TristanTrim comments on The Field of AI Alignment: A Postmortem, and What To Do About It

TristanTrim 13 Aug 2025 1:07 UTC
1 point
0
This post reminds me of a recent comment of mine about promoting research in the direction of easy results and how technological development, even if done by humans, may be correctly understood as an optimization process that could (and probably is) misaligned wrt human friendliness.

I think there’s an important generalization of the AI alignment problem: the socio-technical optimization system alignment problem. Many people are thinking about this, but the historical intractability of the problem needs to die because (a) we have incredible computer technology for communication and coordination, and (b) our socio-technical systems are, imo, currently recursively self improving. The timeline is unknown, but is very likely shortening.

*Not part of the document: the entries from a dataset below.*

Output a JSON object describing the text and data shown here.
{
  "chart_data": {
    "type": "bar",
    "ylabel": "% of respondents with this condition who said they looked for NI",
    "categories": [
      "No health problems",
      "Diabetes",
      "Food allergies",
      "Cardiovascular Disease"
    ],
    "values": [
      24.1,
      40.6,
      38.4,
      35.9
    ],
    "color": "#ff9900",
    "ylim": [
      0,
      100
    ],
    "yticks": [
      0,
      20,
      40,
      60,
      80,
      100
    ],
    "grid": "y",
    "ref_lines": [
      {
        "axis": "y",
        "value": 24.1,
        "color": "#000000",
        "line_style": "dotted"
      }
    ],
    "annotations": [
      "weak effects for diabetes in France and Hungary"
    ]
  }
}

I’m trying to come up with terminology and definitions for the idea, calling the generalization “Outcome Influencing Systems (OISs)”. I’ve got a WIP document which I hope to eventually post on LW. I’d love to get eyes on it to help with the ideas and how they are presented. It seems like the kind of idea that if done successfully could be the focus of “a community mostly-separate from the current field”. But, of course, if done poorly it could be a watered down recapitulation of some of the fields that inspire it, pulling talent from them, confusing onlookers, and failing to make progress itself. I’d like to avoid that eventuality.